At networking events you often see people make the classic faux pas of writing off someone because of what their name badge or business card says they do for a living, or what they say in their introductory 'elevator pitch'. People will chase after employees of major banks who have no influence on procurement decisions while ignoring the lone consultant whose family members, friends or clients are the key decision makers they seek.

In teaching 'Six Degrees of Separation', I stress how the people around you may not be the economic buyer for your product or service, but they may be able to introduce you to them. I talk about selling 'through' your network rather than 'to' your network.

But your network has an impact on the people you reach far beyond potentially introducing you to them. The people you interact with day to day can have a huge yet invisible influence on those who hold your future in their hands.

Lucy Kellaway wrote a very interesting article in the Financial Times at the end of March.
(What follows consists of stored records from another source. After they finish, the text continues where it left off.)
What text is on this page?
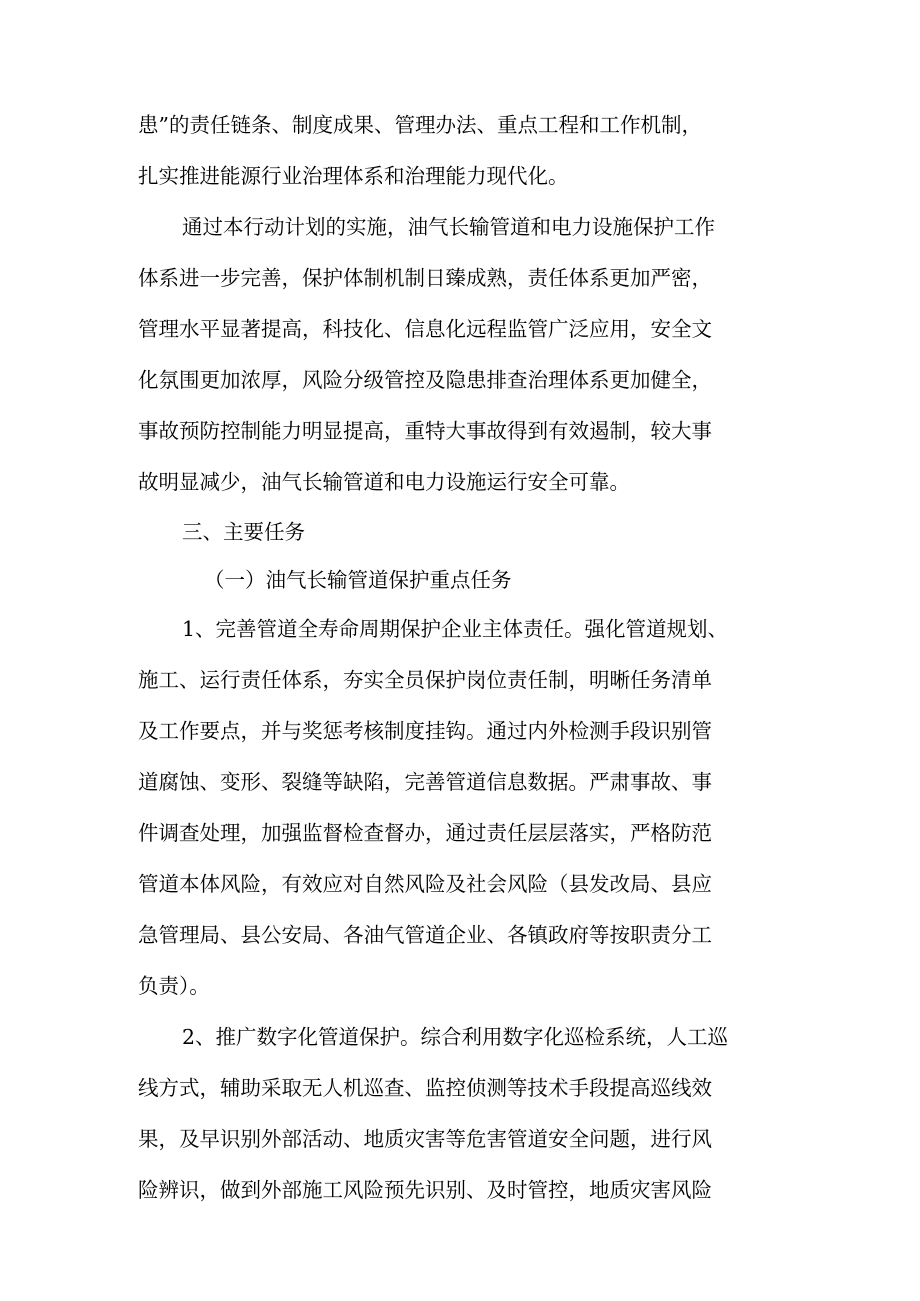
患”的责任链条、制度成果、管理办法、重点工程和工作机制，
扎实推进能源行业治理体系和治理能力现代化。
通过本行动计划的实施，油气长输管道和电力设施保护工作
体系进一步完善，保护体制机制日臻成熟，责任体系更加严密，
管理水平显著提高，科技化、信息化远程监管广泛应用，安全文
化氛围更加浓厚，风险分级管控及隐患排查治理体系更加健全，
事故预防控制能力明显提高，重特大事故得到有效遏制，较大事
故明显减少，油气长输管道和电力设施运行安全可靠。
三、主要任务
（一）油气长输管道保护重点任务
1、完善管道全寿命周期保护企业主体责任。强化管道规划、
施工、运行责任体系，夯实全员保护岗位责任制，明晰任务清单
及工作要点，并与奖惩考核制度挂钩。通过内外检测手段识别管
道腐蚀、变形、裂缝等缺陷，完善管道信息数据。严肃事故、事
件调查处理，加强监督检查督办，通过责任层层落实，严格防范
管道本体风险，有效应对自然风险及社会风险（县发改局、县应
急管理局、县公安局、各油气管道企业、各镇政府等按职责分工
负责）。
2、推广数字化管道保护。综合利用数字化巡检系统，人工巡
线方式，辅助采取无人机巡查、监控侦测等技术手段提高巡线效
果，及早识别外部活动、地质灾害等危害管道安全问题，进行风
险辨识，做到外部施工风险预先识别、及时管控，地质灾害风险
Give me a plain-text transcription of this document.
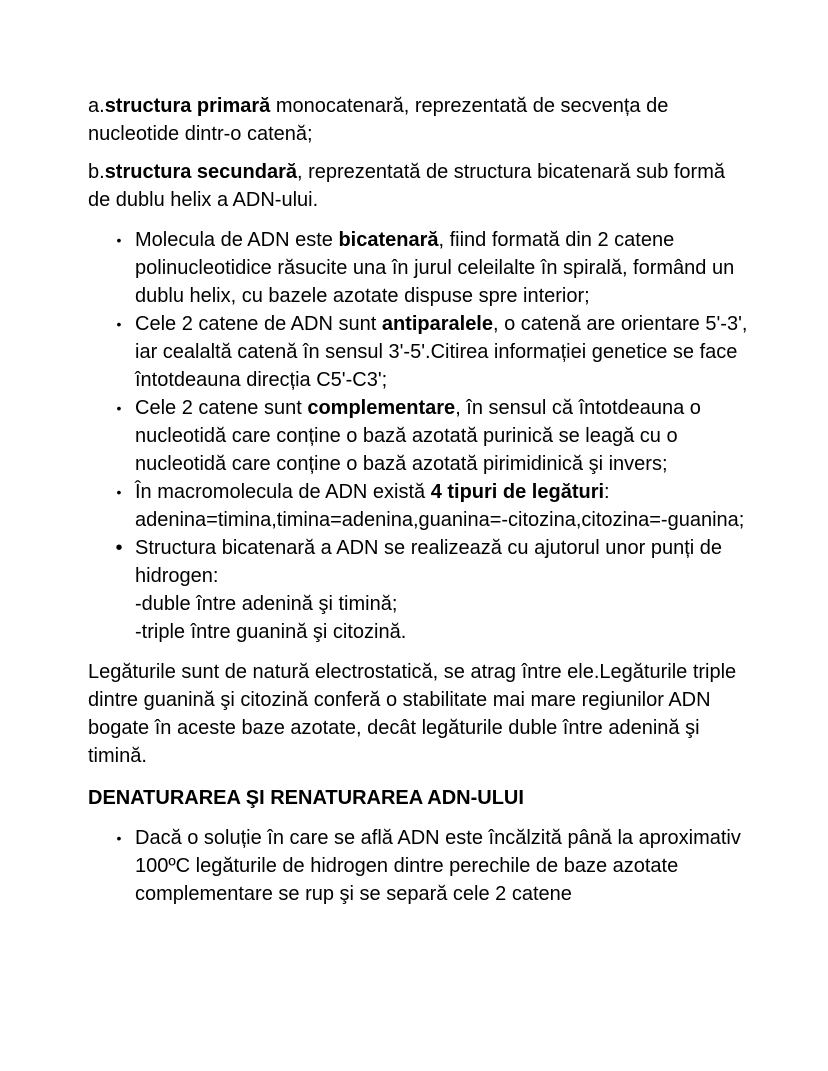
a.structura primară monocatenară, reprezentată de secvența de nucleotide dintr-o catenă;

b.structura secundară, reprezentată de structura bicatenară sub formă de dublu helix a ADN-ului.

• Molecula de ADN este bicatenară, fiind formată din 2 catene polinucleotidice răsucite una în jurul celeilalte în spirală, formând un dublu helix, cu bazele azotate dispuse spre interior;
• Cele 2 catene de ADN sunt antiparalele, o catenă are orientare 5'-3', iar cealaltă catenă în sensul 3'-5'.Citirea informației genetice se face întotdeauna direcția C5'-C3';
• Cele 2 catene sunt complementare, în sensul că întotdeauna o nucleotidă care conține o bază azotată purinică se leagă cu o nucleotidă care conține o bază azotată pirimidinică şi invers;
• În macromolecula de ADN există 4 tipuri de legături: adenina=timina,timina=adenina,guanina=-citozina,citozina=-guanina;
• Structura bicatenară a ADN se realizează cu ajutorul unor punți de hidrogen:
-duble între adenină şi timină;
-triple între guanină şi citozină.

Legăturile sunt de natură electrostatică, se atrag între ele.Legăturile triple dintre guanină şi citozină conferă o stabilitate mai mare regiunilor ADN bogate în aceste baze azotate, decât legăturile duble între adenină şi timină.

DENATURAREA ŞI RENATURAREA ADN-ULUI

• Dacă o soluție în care se află ADN este încălzită până la aproximativ 100ºC legăturile de hidrogen dintre perechile de baze azotate complementare se rup şi se separă cele 2 catene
In Your Rudeness in Reception May Be Used Against You she shared the story of how the CEO of one property firm bases a lot of his decisions on how his visitors greet his receptionist.

"The chief executive has developed a system where the woman at the front desk (who has worked with him for years) greets guests, offers refreshments and then, the minute the visitor has stepped into the lift to meet the boss, fires off an email reporting that Mr X did not say thank you when offered coffee, Mr Y did not meet her eye, or - rudest of all - that Mr Z arrived talking loudly into his phone and barely broke off to give his name."

Kellaway describes how she sat herself in reception and watched visitors to the FT (hopefully not on the day I had a meeting there around the same time!) and recorded their behaviour. She then shares exactly what those interactions with the receptionists and security staff said about the individuals concerned.

Of course, everything changes when the person they are meeting comes to greet them. One man, had sauntered in coldly yet, "when the person he is seeing greets him, he leaps up, all warmth and charm".

People will see through you if you behave one way with people you want to influence and another with those you don't feel matter. I believe that to succeed, particularly in the social media age, you need to be authentic in how you interact with everyone around you. And that authenticity should demonstrate your kindness, your interest in others, your generosity and your warmth.

After all, you don't know who they know....and who they might be influencing.